Given this history, then, it’s no surprise that most of us were thrilled to hear that Benlysta, heralded as the “first new lupus drug in 56 years!” was approved by the FDA this past March. Benlysta (belimumab) is a medication delivered by IV that targets B-cells, a part of the immune response that seems to be out of whack in lupus patients. (The science is significantly more complex than that, involving an intricate dance of activators, antigens, modulators and interactors. If you like that sort of thing, look here for a PubMed citation.)
But the emergence of Benlysta on the scene isn’t exactly a magic cure-all. In fact, the FDA vote was extremely close because of concerns that the drug was only marginally effective. This short piece from the Associated Press somehow manages to capture the breathless excitement and serious concerns about the drug all at once, both of which also come through in a slight muted form in the FDA press release. Among the serious concerns: the drug appears to be ineffective in many patients of African descent (who, by the way, tend to be diagnosed with lupus in much higher numbers along with other non-white populations). What the press release and other news coverage also frequently fail to mention is the exorbitant price tag for Benlysta and similar biologic drugs used for rheumatoid arthritis and other conditions. Like thousands-of-dollars-every-month expensive. Like don’t-expect-your-lousy-hmo-insurance-or-medicaid-to-cover-it expensive.
Luckily, scientists are still hard at work to map the far corners of our immune systems, dysfunctional or not. The most recent issue of The Rheumatologist includes an update on research into the role of T-cells in lupus that could lead to more effective treatments for more people. And I’m excited about that.
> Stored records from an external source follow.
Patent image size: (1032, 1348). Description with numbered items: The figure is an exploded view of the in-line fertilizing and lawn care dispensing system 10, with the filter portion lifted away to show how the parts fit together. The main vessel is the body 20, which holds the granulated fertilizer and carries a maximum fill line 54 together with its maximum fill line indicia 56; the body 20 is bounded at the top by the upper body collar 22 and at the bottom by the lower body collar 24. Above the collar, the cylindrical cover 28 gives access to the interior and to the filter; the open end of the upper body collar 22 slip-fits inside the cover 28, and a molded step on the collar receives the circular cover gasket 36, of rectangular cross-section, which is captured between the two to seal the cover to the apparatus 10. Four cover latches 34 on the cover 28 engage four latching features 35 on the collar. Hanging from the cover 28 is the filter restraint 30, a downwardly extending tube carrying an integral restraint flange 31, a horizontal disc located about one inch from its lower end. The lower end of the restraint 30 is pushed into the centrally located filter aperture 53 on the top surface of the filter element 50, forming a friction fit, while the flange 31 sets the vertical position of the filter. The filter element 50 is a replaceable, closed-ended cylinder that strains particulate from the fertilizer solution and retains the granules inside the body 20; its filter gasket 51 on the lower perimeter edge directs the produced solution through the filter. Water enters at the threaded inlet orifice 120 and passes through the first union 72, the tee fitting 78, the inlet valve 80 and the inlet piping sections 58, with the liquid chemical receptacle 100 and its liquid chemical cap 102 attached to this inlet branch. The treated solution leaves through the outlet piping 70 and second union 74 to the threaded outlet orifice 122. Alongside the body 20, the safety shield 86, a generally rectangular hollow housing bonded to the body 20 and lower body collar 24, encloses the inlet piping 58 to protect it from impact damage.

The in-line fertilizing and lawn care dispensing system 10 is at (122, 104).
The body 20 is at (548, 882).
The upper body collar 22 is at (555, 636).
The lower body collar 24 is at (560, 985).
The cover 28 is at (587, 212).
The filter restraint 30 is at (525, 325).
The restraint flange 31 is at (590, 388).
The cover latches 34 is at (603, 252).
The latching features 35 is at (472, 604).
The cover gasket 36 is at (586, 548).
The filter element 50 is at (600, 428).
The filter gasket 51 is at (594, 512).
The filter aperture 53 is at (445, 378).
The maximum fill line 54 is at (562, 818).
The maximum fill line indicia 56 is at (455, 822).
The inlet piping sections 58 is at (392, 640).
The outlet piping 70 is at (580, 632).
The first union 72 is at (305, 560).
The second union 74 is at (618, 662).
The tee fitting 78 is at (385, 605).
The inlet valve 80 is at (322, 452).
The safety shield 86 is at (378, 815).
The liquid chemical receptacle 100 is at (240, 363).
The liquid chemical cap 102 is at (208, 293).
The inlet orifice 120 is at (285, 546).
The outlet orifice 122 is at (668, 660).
What I’m also excited about is my chance to participate in the American College of Rheumatology’s “Advocates for Arthritis” Program. When I go to Washington this fall to meet with members of Congress about the pressing need for research funding for arthritis, I will cite these studies, and the studies that led to the development of Benlysta, and their importance in improving the everyday lives as well as the long-term prognosis for people with lupus. Fifty-six years is not ok, people!
O’Connor, diagnosed at age 25 in 1951, outlived the five years that her doctors gave her with an additional nine, making it almost to her 40th birthday. I can only imagine the pain and fatigue that she worked through during those years while she managed to complete two novels and several collections of short stories, even as her body began to fail. Most of us now, diagnosed with Lupus in our 20s and 30s, have a much better chance of having a “normal” lifespan, simply because there are more ways to treat the complications from lupus. We’ve gotten better at catching kidney, lung, and heart involvement earlier and addressing these issues and slowing their progression before they become life threatening. We know about the Faustian bargain of long term use of prednisone and other corticosteroids. And I hope—with active and public communities on Facebook, Twitter, and other social networking sites (hi, chronic babe! hi, but you don’t look sick!)— we are getting better at shedding the stigma of having a chronic illness and speaking out about what we need. The magic of the internet lets us all be activists, even in our pajamas. And that is really something to be excited about.
Edited to add: This entry was featured on chronicbabe.com in Blog Carnival #34: What’s HOT?